Raised black spore producing structures of Kabatina blight. M. Grabowski, UMN Extension
Phomopsis shoot blight - Symptoms are similar to Kabatina shoot blight. Branch tips are brown with dead needles. A section of gray stem tissue is seen where the green and brown tissue meet and raised black spore producing structures occur on dead stems. This fungal pathogen infects young growing shoots and symptoms typically appear in summer after new shoots have grown 4-6 inches. To manage this disease, keep foliage dry by using drip irrigation and making sure lawn sprinklers do not wet the foliage. Do not fertilize junipers with a history of Phomopsis shoot blight. Clip off and burn or bury infected branches. If junipers have been infected with phomopsis shoot blight several years in a row, fungicides can be used to protect young green shoots in spring. Some resistant varieties are available.
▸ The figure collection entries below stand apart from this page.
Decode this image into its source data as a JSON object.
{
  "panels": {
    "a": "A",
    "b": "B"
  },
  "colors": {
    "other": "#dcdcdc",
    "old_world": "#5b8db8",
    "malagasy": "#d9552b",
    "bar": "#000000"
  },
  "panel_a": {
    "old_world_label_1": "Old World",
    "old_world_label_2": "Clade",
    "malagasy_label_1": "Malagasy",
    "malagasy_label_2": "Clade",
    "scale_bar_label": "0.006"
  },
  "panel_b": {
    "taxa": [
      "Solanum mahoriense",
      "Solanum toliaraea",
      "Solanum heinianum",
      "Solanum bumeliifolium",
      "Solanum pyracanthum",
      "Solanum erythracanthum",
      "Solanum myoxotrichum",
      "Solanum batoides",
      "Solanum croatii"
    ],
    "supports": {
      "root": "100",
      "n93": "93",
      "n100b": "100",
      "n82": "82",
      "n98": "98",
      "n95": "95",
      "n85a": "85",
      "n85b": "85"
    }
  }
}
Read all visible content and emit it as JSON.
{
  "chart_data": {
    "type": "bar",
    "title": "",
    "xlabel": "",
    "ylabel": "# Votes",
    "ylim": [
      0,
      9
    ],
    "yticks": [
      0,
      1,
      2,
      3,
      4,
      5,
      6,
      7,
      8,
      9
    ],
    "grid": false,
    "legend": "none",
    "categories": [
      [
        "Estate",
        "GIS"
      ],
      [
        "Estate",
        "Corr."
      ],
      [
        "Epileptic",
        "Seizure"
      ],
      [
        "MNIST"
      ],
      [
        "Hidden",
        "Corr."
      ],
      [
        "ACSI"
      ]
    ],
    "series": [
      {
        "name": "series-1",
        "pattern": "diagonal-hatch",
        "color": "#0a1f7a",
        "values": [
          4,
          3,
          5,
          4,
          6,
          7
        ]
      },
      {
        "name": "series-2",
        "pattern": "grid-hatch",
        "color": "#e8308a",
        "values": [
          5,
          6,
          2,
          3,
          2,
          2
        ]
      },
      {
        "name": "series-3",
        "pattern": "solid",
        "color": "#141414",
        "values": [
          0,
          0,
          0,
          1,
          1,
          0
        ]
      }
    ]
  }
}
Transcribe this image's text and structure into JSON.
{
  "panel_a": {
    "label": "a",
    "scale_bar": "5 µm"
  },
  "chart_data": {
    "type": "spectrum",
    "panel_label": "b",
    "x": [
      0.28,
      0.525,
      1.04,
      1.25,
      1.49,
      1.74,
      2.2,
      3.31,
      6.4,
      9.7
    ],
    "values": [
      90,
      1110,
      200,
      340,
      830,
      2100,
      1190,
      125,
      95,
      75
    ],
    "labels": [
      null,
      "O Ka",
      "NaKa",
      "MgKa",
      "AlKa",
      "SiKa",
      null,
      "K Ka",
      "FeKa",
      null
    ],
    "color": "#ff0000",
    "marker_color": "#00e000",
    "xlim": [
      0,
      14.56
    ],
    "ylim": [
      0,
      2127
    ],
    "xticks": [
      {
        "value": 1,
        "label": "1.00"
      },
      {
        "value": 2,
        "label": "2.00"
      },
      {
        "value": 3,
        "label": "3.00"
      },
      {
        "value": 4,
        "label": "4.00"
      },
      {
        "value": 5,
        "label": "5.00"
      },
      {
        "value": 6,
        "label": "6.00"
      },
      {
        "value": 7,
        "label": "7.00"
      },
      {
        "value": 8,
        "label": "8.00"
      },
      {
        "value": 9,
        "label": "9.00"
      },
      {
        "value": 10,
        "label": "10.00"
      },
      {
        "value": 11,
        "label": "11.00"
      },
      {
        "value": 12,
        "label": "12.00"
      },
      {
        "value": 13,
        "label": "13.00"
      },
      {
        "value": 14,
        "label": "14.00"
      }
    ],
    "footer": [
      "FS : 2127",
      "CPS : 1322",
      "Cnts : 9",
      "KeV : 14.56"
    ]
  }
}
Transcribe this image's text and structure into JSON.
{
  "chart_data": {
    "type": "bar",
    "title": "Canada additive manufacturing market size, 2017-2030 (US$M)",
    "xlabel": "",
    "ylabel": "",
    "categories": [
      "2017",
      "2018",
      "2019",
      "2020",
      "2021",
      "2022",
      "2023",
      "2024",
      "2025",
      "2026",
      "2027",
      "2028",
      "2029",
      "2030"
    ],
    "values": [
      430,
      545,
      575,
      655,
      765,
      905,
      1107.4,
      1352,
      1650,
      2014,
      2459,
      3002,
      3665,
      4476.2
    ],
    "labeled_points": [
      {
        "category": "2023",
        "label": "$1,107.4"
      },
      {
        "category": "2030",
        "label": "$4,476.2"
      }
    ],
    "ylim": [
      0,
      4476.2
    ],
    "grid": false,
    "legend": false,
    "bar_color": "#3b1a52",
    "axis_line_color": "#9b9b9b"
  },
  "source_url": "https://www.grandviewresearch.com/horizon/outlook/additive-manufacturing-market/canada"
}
Gray stem tissue divides healthy green tissue from brown needles in Phomopsis shoot blight. M.Grabowski, UMN Extension

Rodent damage - Although juniper may not seem like a tasty meal to you or I, voles and rabbits have been known to strip bark off juniper stems during winter. Look for dead needles on one or more branches. Follow this branch back into the canopy and look for scrape marks and removed bark along the branches.

Vole damage to stems resulted in dead needles. M. Grabowski, UMN Extension
Removed bark and teeth marks in the wood clearly indicate vole feeding. M. Grabowski, UMN Extension
Junipers often tolerate tip death and some branch loss. New growth fills in holes left by killed branches. Unfortunately if disease or wildlife damage is severe the juniper may never recover the desired shape. In this case, identify the cause of the problem and search for resistant varieties to use as a replacement plant.